Recently, I've added a new kiddo to my caseload. He's at the end of his first grade year, and he can only recognize numbers up to 5, can only count to 12, knows maybe 4 sight words, and still doesn't know about 6 or 7 letter sounds. He obviously needs a lot of support, and I only have an hour a day to give him. Every time he comes to me he asks what we're going to "play" first. His academic needs are so basic, it's been no problem coming up with an arsenal of games to choose from. Among his favorites are a redesigned version of "Cariboo":

I created cards to go on top of the actual game cards. In the picture, he needs to identify the letters of the alphabet (I say the sound, then he has to find it and open the window with the special key.
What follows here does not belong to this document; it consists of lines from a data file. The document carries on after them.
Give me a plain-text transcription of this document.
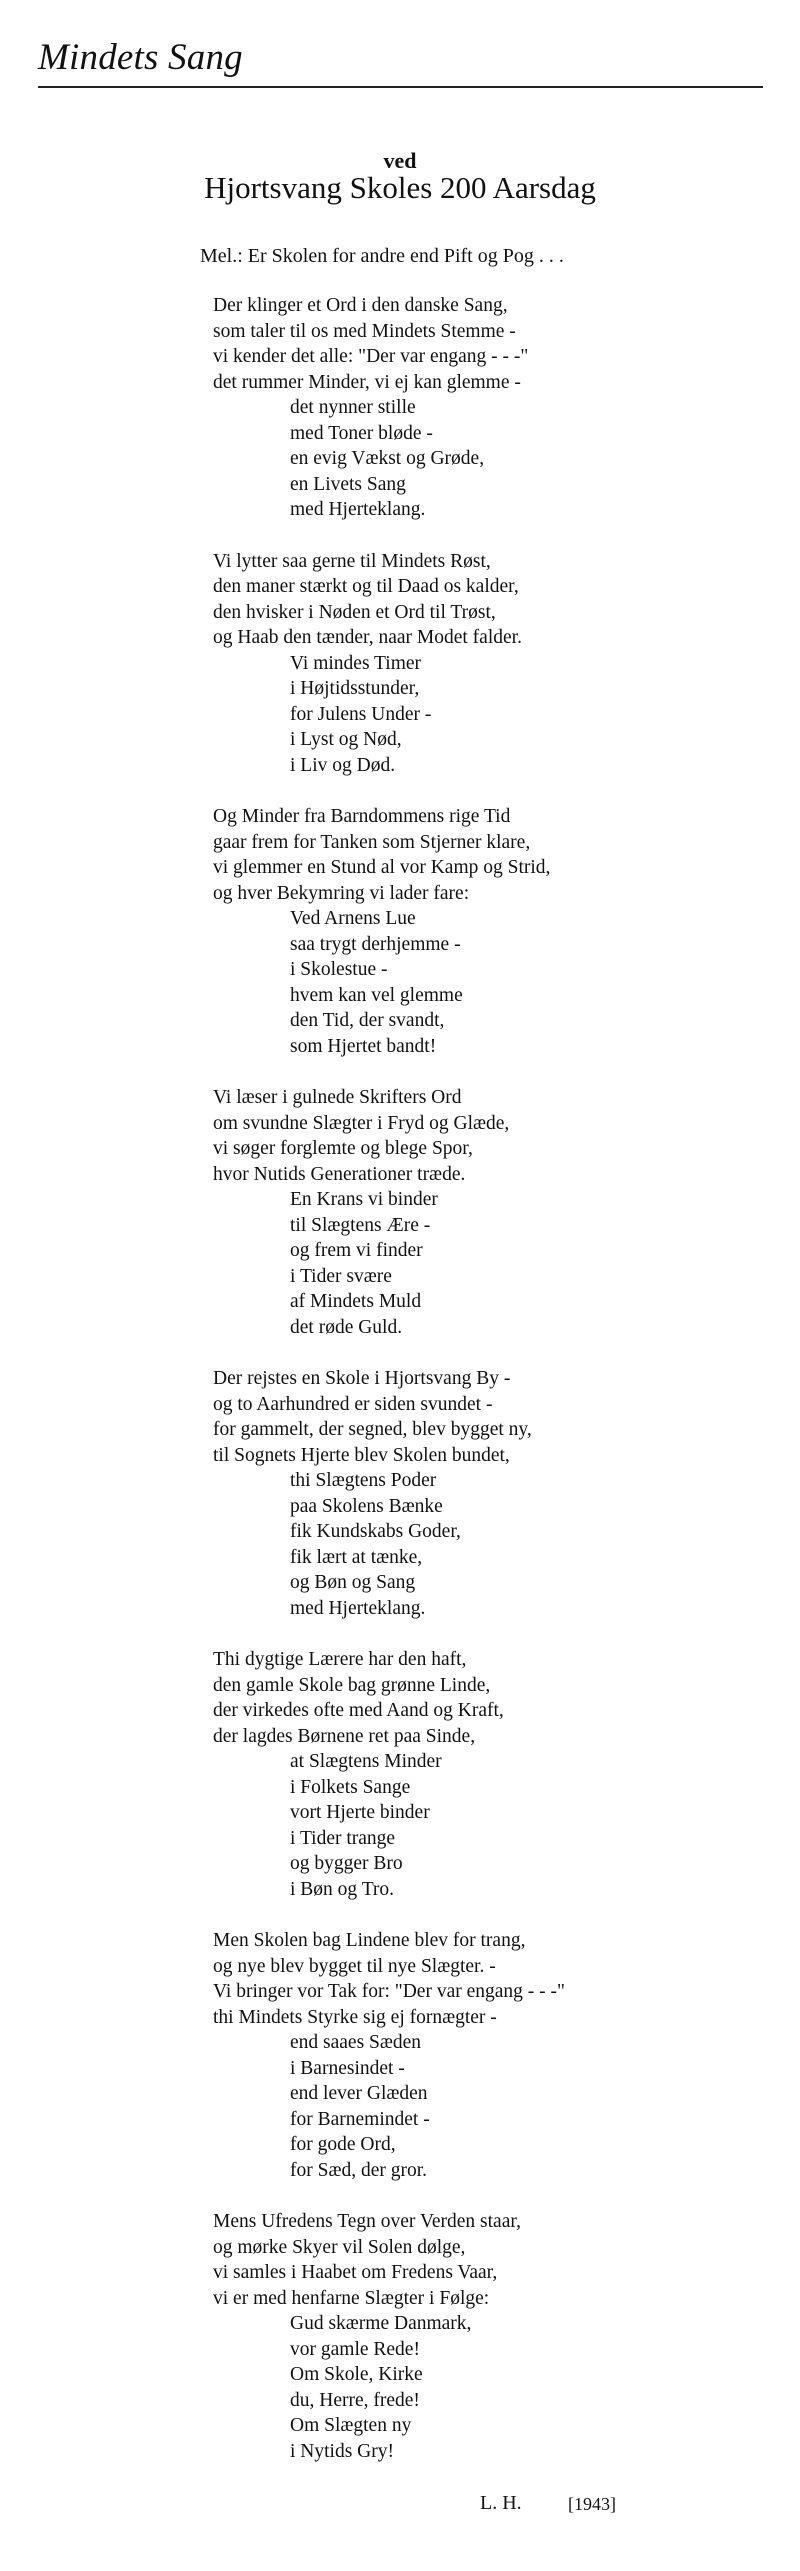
Mindets Sang
ved
Hjortsvang Skoles 200 Aarsdag
Mel.: Er Skolen for andre end Pift og Pog . . .
Der klinger et Ord i den danske Sang,
som taler til os med Mindets Stemme -
vi kender det alle: "Der var engang - - -"
det rummer Minder, vi ej kan glemme -
det nynner stille
med Toner bløde -
en evig Vækst og Grøde,
en Livets Sang
med Hjerteklang.
Vi lytter saa gerne til Mindets Røst,
den maner stærkt og til Daad os kalder,
den hvisker i Nøden et Ord til Trøst,
og Haab den tænder, naar Modet falder.
Vi mindes Timer
i Højtidsstunder,
for Julens Under -
i Lyst og Nød,
i Liv og Død.
Og Minder fra Barndommens rige Tid
gaar frem for Tanken som Stjerner klare,
vi glemmer en Stund al vor Kamp og Strid,
og hver Bekymring vi lader fare:
Ved Arnens Lue
saa trygt derhjemme -
i Skolestue -
hvem kan vel glemme
den Tid, der svandt,
som Hjertet bandt!
Vi læser i gulnede Skrifters Ord
om svundne Slægter i Fryd og Glæde,
vi søger forglemte og blege Spor,
hvor Nutids Generationer træde.
En Krans vi binder
til Slægtens Ære -
og frem vi finder
i Tider svære
af Mindets Muld
det røde Guld.
Der rejstes en Skole i Hjortsvang By -
og to Aarhundred er siden svundet -
for gammelt, der segned, blev bygget ny,
til Sognets Hjerte blev Skolen bundet,
thi Slægtens Poder
paa Skolens Bænke
fik Kundskabs Goder,
fik lært at tænke,
og Bøn og Sang
med Hjerteklang.
Thi dygtige Lærere har den haft,
den gamle Skole bag grønne Linde,
der virkedes ofte med Aand og Kraft,
der lagdes Børnene ret paa Sinde,
at Slægtens Minder
i Folkets Sange
vort Hjerte binder
i Tider trange
og bygger Bro
i Bøn og Tro.
Men Skolen bag Lindene blev for trang,
og nye blev bygget til nye Slægter. -
Vi bringer vor Tak for: "Der var engang - - -"
thi Mindets Styrke sig ej fornægter -
end saaes Sæden
i Barnesindet -
end lever Glæden
for Barnemindet -
for gode Ord,
for Sæd, der gror.
Mens Ufredens Tegn over Verden staar,
og mørke Skyer vil Solen dølge,
vi samles i Haabet om Fredens Vaar,
vi er med henfarne Slægter i Følge:
Gud skærme Danmark,
vor gamle Rede!
Om Skole, Kirke
du, Herre, frede!
Om Slægten ny
i Nytids Gry!
L. H.	[1943]
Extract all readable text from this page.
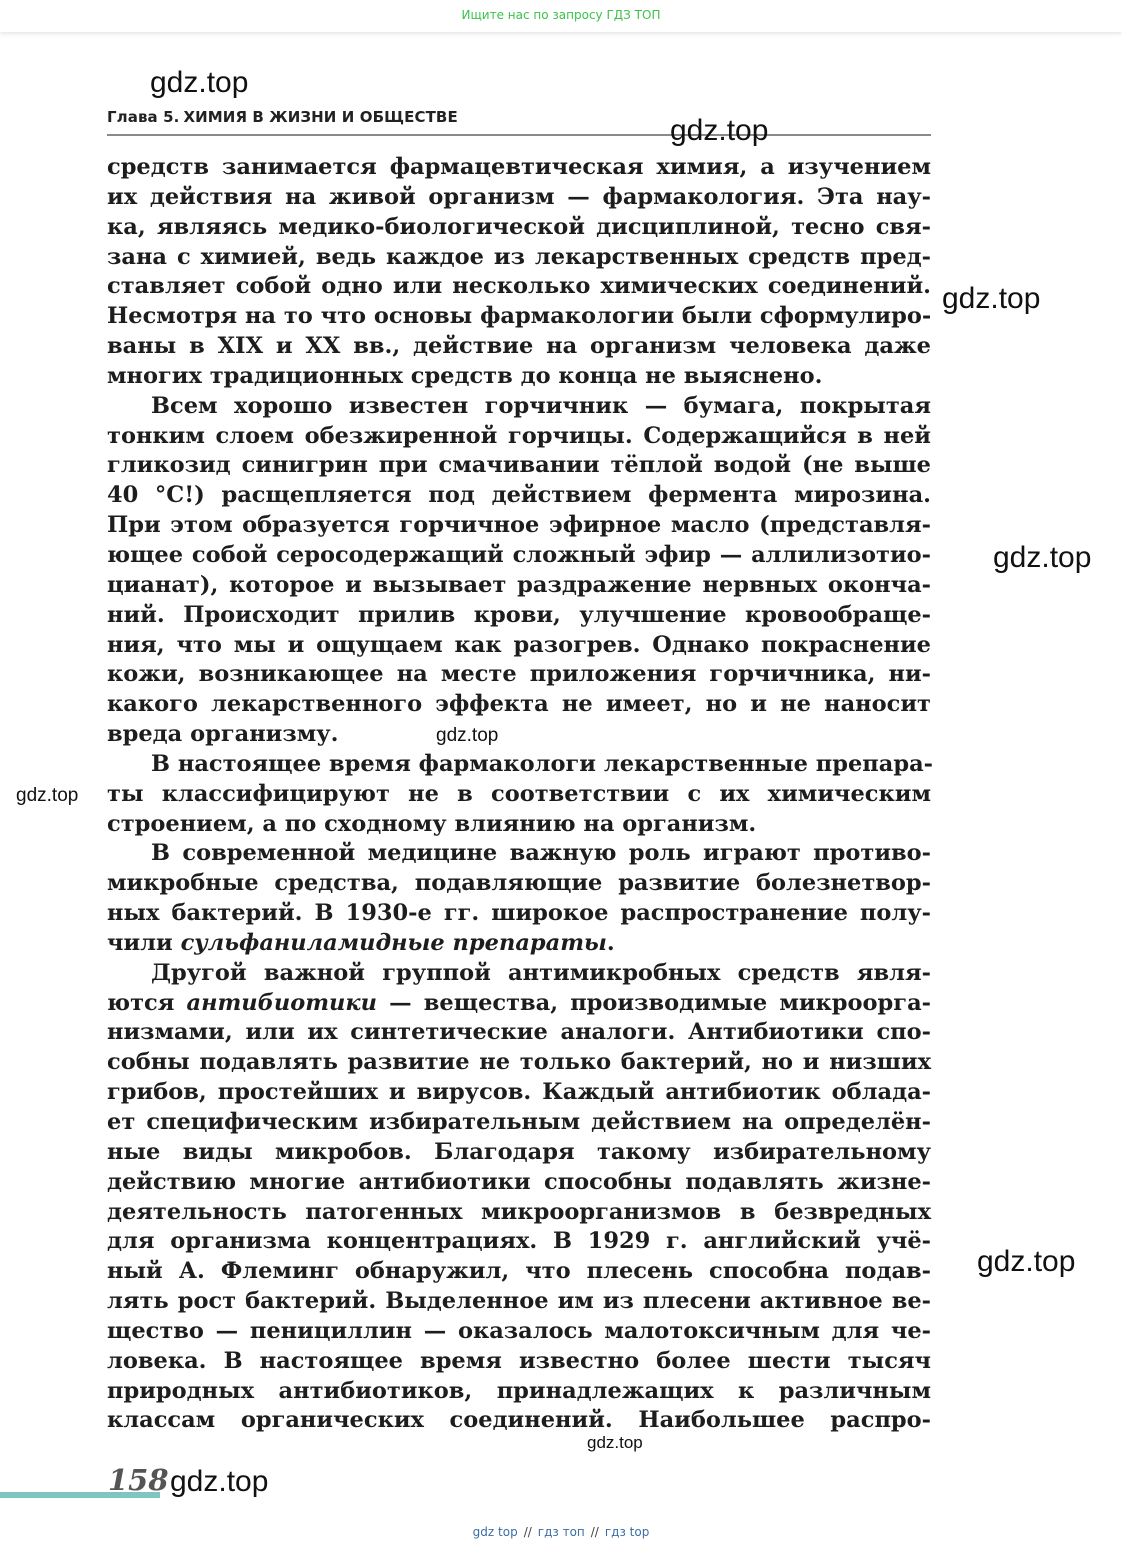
Ищите нас по запросу ГДЗ ТОП
Глава 5. ХИМИЯ В ЖИЗНИ И ОБЩЕСТВЕ
средств занимается фармацевтическая химия, а изучением
их действия на живой организм — фармакология. Эта нау-
ка, являясь медико-биологической дисциплиной, тесно свя-
зана с химией, ведь каждое из лекарственных средств пред-
ставляет собой одно или несколько химических соединений.
Несмотря на то что основы фармакологии были сформулиро-
ваны в XIX и XX вв., действие на организм человека даже
многих традиционных средств до конца не выяснено.
Всем хорошо известен горчичник — бумага, покрытая
тонким слоем обезжиренной горчицы. Содержащийся в ней
гликозид синигрин при смачивании тёплой водой (не выше
40 °C!) расщепляется под действием фермента мирозина.
При этом образуется горчичное эфирное масло (представля-
ющее собой серосодержащий сложный эфир — аллилизотио-
цианат), которое и вызывает раздражение нервных оконча-
ний. Происходит прилив крови, улучшение кровообраще-
ния, что мы и ощущаем как разогрев. Однако покраснение
кожи, возникающее на месте приложения горчичника, ни-
какого лекарственного эффекта не имеет, но и не наносит
вреда организму.
В настоящее время фармакологи лекарственные препара-
ты классифицируют не в соответствии с их химическим
строением, а по сходному влиянию на организм.
В современной медицине важную роль играют противо-
микробные средства, подавляющие развитие болезнетвор-
ных бактерий. В 1930-е гг. широкое распространение полу-
чили сульфаниламидные препараты.
Другой важной группой антимикробных средств явля-
ются антибиотики — вещества, производимые микроорга-
низмами, или их синтетические аналоги. Антибиотики спо-
собны подавлять развитие не только бактерий, но и низших
грибов, простейших и вирусов. Каждый антибиотик облада-
ет специфическим избирательным действием на определён-
ные виды микробов. Благодаря такому избирательному
действию многие антибиотики способны подавлять жизне-
деятельность патогенных микроорганизмов в безвредных
для организма концентрациях. В 1929 г. английский учё-
ный А. Флеминг обнаружил, что плесень способна подав-
лять рост бактерий. Выделенное им из плесени активное ве-
щество — пенициллин — оказалось малотоксичным для че-
ловека. В настоящее время известно более шести тысяч
природных антибиотиков, принадлежащих к различным
классам органических соединений. Наибольшее распро-
158
gdz.top
gdz.top
gdz.top
gdz.top
gdz.top
gdz.top
gdz.top
gdz.top
gdz.top
gdz top // гдз топ // гдз top
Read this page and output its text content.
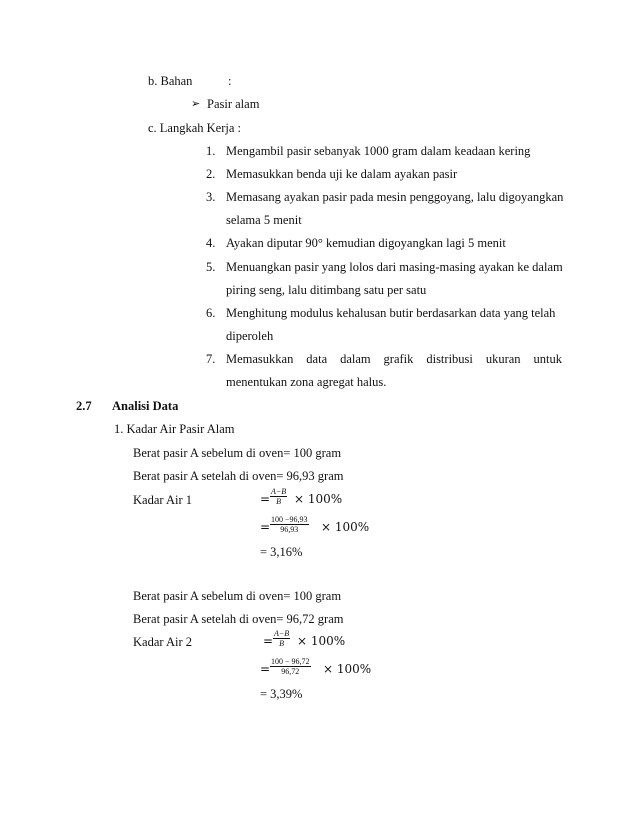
b. Bahan	:
➢ Pasir alam
c. Langkah Kerja :
1. Mengambil pasir sebanyak 1000 gram dalam keadaan kering
2. Memasukkan benda uji ke dalam ayakan pasir
3. Memasang ayakan pasir pada mesin penggoyang, lalu digoyangkan
selama 5 menit
4. Ayakan diputar 90° kemudian digoyangkan lagi 5 menit
5. Menuangkan pasir yang lolos dari masing-masing ayakan ke dalam
piring seng, lalu ditimbang satu per satu
6. Menghitung modulus kehalusan butir berdasarkan data yang telah
diperoleh
7. Memasukkan data dalam grafik distribusi ukuran untuk
menentukan zona agregat halus.
2.7 Analisi Data
1. Kadar Air Pasir Alam
Berat pasir A sebelum di oven= 100 gram
Berat pasir A setelah di oven= 96,93 gram
Kadar Air 1	= $\frac{A-B}{B} \times 100\%$
= $\frac{100 -96,93}{96,93} \times 100\%$
= 3,16%
Berat pasir A sebelum di oven= 100 gram
Berat pasir A setelah di oven= 96,72 gram
Kadar Air 2	= $\frac{A-B}{B} \times 100\%$
= $\frac{100 - 96,72}{96,72} \times 100\%$
= 3,39%
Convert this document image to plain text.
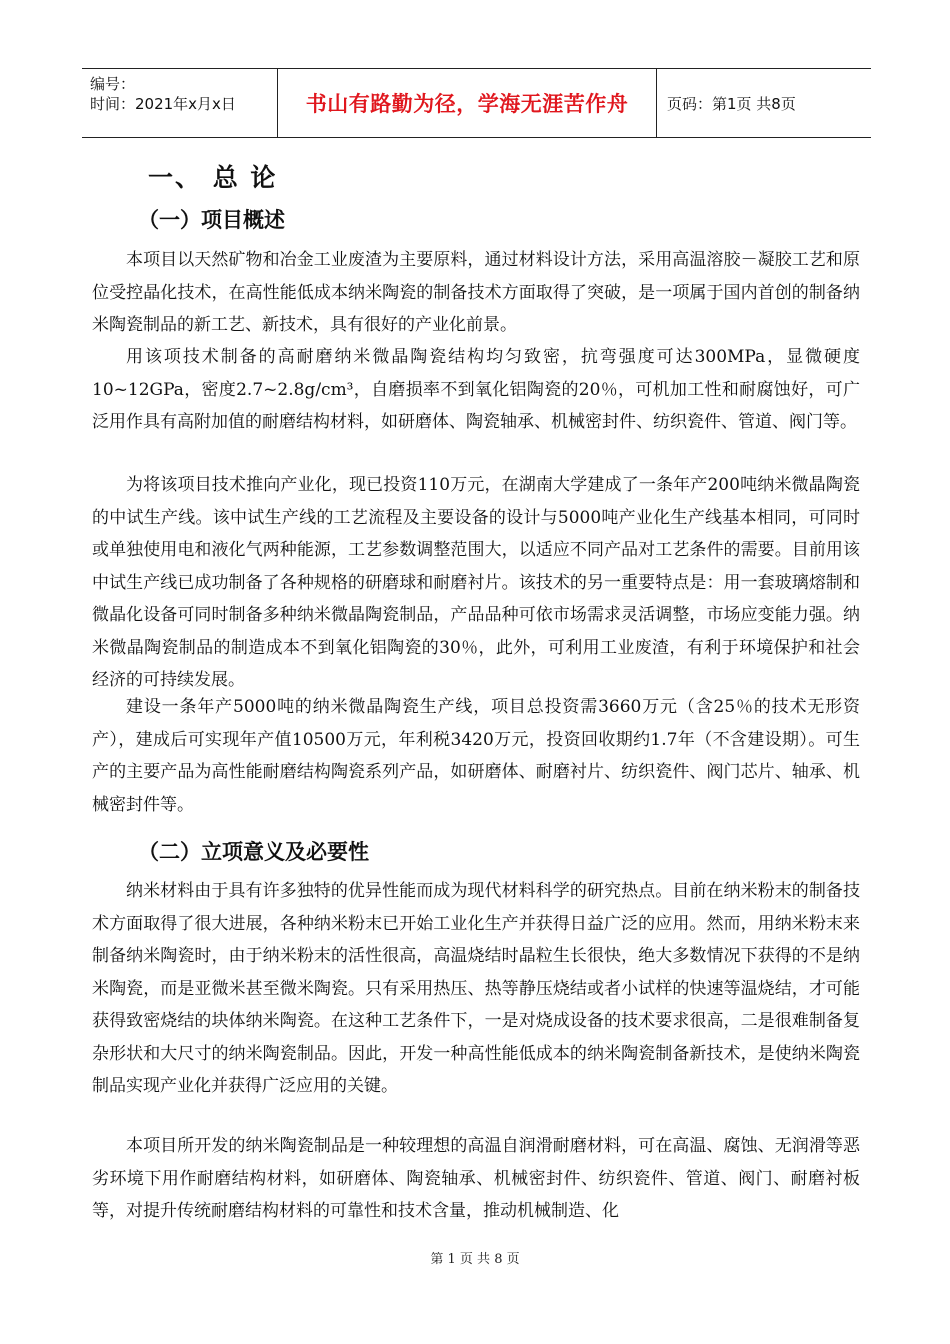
编号：
时间：2021年x月x日	书山有路勤为径，学海无涯苦作舟	页码：第1页 共8页
一、 总 论
（一）项目概述

本项目以天然矿物和冶金工业废渣为主要原料，通过材料设计方法，采用高温溶胶－凝胶工艺和原位受控晶化技术，在高性能低成本纳米陶瓷的制备技术方面取得了突破，是一项属于国内首创的制备纳米陶瓷制品的新工艺、新技术，具有很好的产业化前景。

用该项技术制备的高耐磨纳米微晶陶瓷结构均匀致密，抗弯强度可达300MPa，显微硬度10~12GPa，密度2.7~2.8g/cm³，自磨损率不到氧化铝陶瓷的20％，可机加工性和耐腐蚀好，可广泛用作具有高附加值的耐磨结构材料，如研磨体、陶瓷轴承、机械密封件、纺织瓷件、管道、阀门等。

为将该项目技术推向产业化，现已投资110万元，在湖南大学建成了一条年产200吨纳米微晶陶瓷的中试生产线。该中试生产线的工艺流程及主要设备的设计与5000吨产业化生产线基本相同，可同时或单独使用电和液化气两种能源，工艺参数调整范围大，以适应不同产品对工艺条件的需要。目前用该中试生产线已成功制备了各种规格的研磨球和耐磨衬片。该技术的另一重要特点是：用一套玻璃熔制和微晶化设备可同时制备多种纳米微晶陶瓷制品，产品品种可依市场需求灵活调整，市场应变能力强。纳米微晶陶瓷制品的制造成本不到氧化铝陶瓷的30％，此外，可利用工业废渣，有利于环境保护和社会经济的可持续发展。

建设一条年产5000吨的纳米微晶陶瓷生产线，项目总投资需3660万元（含25％的技术无形资产），建成后可实现年产值10500万元，年利税3420万元，投资回收期约1.7年（不含建设期）。可生产的主要产品为高性能耐磨结构陶瓷系列产品，如研磨体、耐磨衬片、纺织瓷件、阀门芯片、轴承、机械密封件等。

（二）立项意义及必要性

纳米材料由于具有许多独特的优异性能而成为现代材料科学的研究热点。目前在纳米粉末的制备技术方面取得了很大进展，各种纳米粉末已开始工业化生产并获得日益广泛的应用。然而，用纳米粉末来制备纳米陶瓷时，由于纳米粉末的活性很高，高温烧结时晶粒生长很快，绝大多数情况下获得的不是纳米陶瓷，而是亚微米甚至微米陶瓷。只有采用热压、热等静压烧结或者小试样的快速等温烧结，才可能获得致密烧结的块体纳米陶瓷。在这种工艺条件下，一是对烧成设备的技术要求很高，二是很难制备复杂形状和大尺寸的纳米陶瓷制品。因此，开发一种高性能低成本的纳米陶瓷制备新技术，是使纳米陶瓷制品实现产业化并获得广泛应用的关键。

本项目所开发的纳米陶瓷制品是一种较理想的高温自润滑耐磨材料，可在高温、腐蚀、无润滑等恶劣环境下用作耐磨结构材料，如研磨体、陶瓷轴承、机械密封件、纺织瓷件、管道、阀门、耐磨衬板等，对提升传统耐磨结构材料的可靠性和技术含量，推动机械制造、化

第 1 页 共 8 页
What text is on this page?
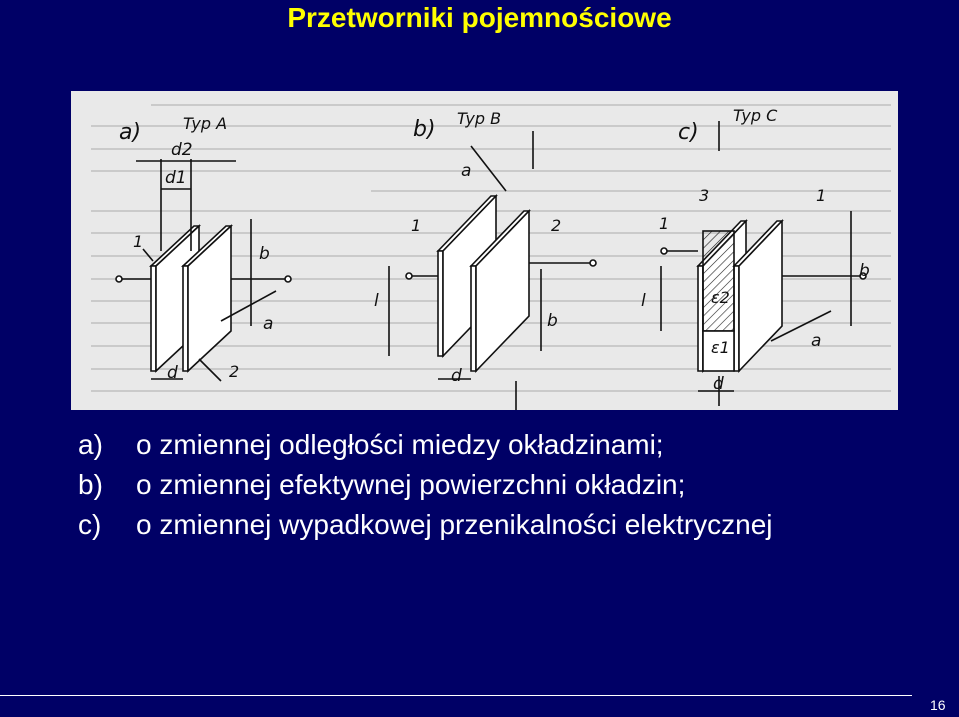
Przetworniki pojemnościowe
a)	Typ A
d2
d1
b
a
d
1
2
b) Typ B
a
l
b
d
1	2
c)
Typ C
l
b
a
d
ε2
ε1
3	1
1
a) o zmiennej odległości miedzy okładzinami;
b) o zmiennej efektywnej powierzchni okładzin;
c) o zmiennej wypadkowej przenikalności elektrycznej
16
If he collects all the balls underneath, the treasure chest opens!). We also play with identifying numbers. I've played this game with a fourth grader last year: I gave her a word and she had to find the synonym. See? The possibilities are endless!

My new kid also LOVES to fish. For real. Real fish. So this game was designed especially for him (and thanks, J, for the fishing pole you left behind!):

There's a magnet taped to the end of the line, and the die cut fish have sight words on them. Each fish also has a paperclip, thus making it possible to catch them with the fishing pole! In this picture, the words are facing up, but we also play with them facing down. He gets to choose which fish to catch, and if he reads the word on the back, he keeps it, if not, he throws it back!

What worksheet have you been able to turn into a game?